É mais fácil sermos surpreendidos negativamente pela forma como a língua portuguesa é tratada nos media do que o inverso. Mas quando isso acontece há que enaltecê-lo. Num artigo de Paulo Rangel, no Público, de 23 de outubro de 2012, na coluna intitulada Palavra e Poder, e a propósito do plano de assistência financeira a Portugal, pode ler-se:
«Independentemente de concordarmos ou não com ele e com os seus pressupostos, antolha-se crucial, no curto prazo, que revelemos “vontade” e "capacidade” de o aplicar.»

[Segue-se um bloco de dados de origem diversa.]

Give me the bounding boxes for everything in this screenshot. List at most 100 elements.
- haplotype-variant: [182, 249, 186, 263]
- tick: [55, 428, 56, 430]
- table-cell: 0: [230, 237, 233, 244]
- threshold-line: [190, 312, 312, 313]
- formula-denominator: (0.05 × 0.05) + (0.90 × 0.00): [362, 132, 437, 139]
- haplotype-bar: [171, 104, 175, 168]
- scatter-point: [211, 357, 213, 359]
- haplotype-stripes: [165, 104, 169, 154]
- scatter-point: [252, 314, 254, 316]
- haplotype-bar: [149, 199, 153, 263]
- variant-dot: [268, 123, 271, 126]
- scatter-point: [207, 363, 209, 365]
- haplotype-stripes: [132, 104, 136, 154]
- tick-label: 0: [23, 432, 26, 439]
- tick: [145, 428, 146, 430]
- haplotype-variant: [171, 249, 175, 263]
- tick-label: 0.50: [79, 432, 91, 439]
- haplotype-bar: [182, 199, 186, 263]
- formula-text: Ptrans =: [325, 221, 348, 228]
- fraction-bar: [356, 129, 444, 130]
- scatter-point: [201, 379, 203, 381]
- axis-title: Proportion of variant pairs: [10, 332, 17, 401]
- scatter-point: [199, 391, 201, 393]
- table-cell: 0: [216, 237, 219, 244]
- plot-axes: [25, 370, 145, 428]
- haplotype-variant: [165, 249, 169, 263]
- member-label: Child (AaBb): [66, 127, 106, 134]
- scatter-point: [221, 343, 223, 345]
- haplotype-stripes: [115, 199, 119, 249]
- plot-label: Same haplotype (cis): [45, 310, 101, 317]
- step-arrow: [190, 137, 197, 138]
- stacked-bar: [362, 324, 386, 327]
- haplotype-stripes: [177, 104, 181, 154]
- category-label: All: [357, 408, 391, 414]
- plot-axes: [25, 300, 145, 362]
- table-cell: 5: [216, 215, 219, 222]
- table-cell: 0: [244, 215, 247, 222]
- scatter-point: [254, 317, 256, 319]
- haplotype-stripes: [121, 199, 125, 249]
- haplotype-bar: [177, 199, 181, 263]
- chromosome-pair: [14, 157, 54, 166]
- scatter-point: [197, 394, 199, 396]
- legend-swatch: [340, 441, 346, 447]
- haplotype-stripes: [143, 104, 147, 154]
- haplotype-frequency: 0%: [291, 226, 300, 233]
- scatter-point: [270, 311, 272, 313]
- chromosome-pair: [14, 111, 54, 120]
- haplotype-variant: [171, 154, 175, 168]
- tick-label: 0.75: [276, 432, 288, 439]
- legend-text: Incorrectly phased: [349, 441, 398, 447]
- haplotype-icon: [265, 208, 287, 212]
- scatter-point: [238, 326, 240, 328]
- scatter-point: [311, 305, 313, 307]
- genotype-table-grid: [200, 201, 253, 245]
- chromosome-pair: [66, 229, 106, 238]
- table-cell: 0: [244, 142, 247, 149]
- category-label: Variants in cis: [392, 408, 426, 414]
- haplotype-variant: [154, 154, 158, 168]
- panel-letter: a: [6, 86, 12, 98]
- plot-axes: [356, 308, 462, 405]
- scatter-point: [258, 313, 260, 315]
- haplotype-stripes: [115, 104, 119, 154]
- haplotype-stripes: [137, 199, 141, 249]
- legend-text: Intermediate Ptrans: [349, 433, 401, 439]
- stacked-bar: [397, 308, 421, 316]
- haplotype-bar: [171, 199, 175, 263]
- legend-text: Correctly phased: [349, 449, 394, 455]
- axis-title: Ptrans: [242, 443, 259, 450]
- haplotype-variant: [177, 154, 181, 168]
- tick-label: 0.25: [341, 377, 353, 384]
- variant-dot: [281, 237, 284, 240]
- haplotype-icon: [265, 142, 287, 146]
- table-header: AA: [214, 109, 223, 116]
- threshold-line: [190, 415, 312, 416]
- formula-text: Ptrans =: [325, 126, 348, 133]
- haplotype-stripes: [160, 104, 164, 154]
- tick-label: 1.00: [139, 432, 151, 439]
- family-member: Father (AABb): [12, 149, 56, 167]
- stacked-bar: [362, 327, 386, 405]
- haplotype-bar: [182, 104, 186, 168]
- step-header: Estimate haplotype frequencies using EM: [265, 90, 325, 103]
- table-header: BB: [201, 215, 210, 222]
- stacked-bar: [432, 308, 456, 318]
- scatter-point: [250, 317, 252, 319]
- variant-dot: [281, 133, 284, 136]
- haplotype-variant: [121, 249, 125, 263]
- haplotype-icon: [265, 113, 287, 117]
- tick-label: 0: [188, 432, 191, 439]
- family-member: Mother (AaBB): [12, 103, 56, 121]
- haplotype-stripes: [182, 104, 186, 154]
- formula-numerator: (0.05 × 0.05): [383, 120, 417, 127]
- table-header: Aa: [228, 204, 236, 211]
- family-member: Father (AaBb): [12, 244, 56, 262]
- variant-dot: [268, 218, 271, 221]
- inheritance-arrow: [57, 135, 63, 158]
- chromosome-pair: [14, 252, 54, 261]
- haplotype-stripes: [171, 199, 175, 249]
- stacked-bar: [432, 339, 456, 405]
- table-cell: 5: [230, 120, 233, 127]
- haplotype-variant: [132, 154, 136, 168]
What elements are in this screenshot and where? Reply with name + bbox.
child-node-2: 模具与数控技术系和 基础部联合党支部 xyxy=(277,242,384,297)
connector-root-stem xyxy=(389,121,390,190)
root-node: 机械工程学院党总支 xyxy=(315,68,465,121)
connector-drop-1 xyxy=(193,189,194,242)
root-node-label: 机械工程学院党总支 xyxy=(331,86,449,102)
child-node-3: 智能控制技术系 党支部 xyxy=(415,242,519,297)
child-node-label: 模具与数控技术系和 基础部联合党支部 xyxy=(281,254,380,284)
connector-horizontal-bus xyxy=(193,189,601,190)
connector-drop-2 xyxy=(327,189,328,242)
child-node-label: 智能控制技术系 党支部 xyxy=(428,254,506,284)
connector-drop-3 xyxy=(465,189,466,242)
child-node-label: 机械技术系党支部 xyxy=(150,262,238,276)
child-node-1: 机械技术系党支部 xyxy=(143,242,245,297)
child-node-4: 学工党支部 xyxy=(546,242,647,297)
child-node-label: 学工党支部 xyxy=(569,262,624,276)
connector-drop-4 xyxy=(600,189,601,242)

Confesso que não conhecia a palavra, ainda que pelo contexto lhe tenha facilmente intuído o sentido que confirmei depois nos dicionários. «Antolhar-se» significa, naquele contexto, «afigurar-se», podendo o primeiro dos verbos ser diretamente substituído pelo segundo sem perda de legibilidade. Etimologicamente, a palavra é formada pelo prefixo ante- + -olhar, ou seja, «diante do olhar», o mesmo é dizer «afigurar-se», «parecer-se». É palavra velhinha (séc. XIII) que tem como sinónimo antojar-se, vocábulo mais recente (1618) mas com uma etimologia rigorosamente simétrica, proveniente do castelhano (ante- + -ojar, isto é, «olhar»), o que mostra que o fenómeno das importações desnecessárias não é de hoje. Sempre aconteceu. Há até dicionários que apresentam «antolhar» remetendo para «antojar», o que pode indicar ser esta a forma mais disseminada.
Pela pesquisa que fiz, antolhar é um termo ainda usado na área do direito, onde muito provavelmente Paulo Rangel o terá ido beber. Propositada ou involuntariamente, por deformação profissional ou por simples conhecimento/erudição, releva-se o uso de uma palavra pouco utilizada que rompe com o português formatado que se escreve nos media.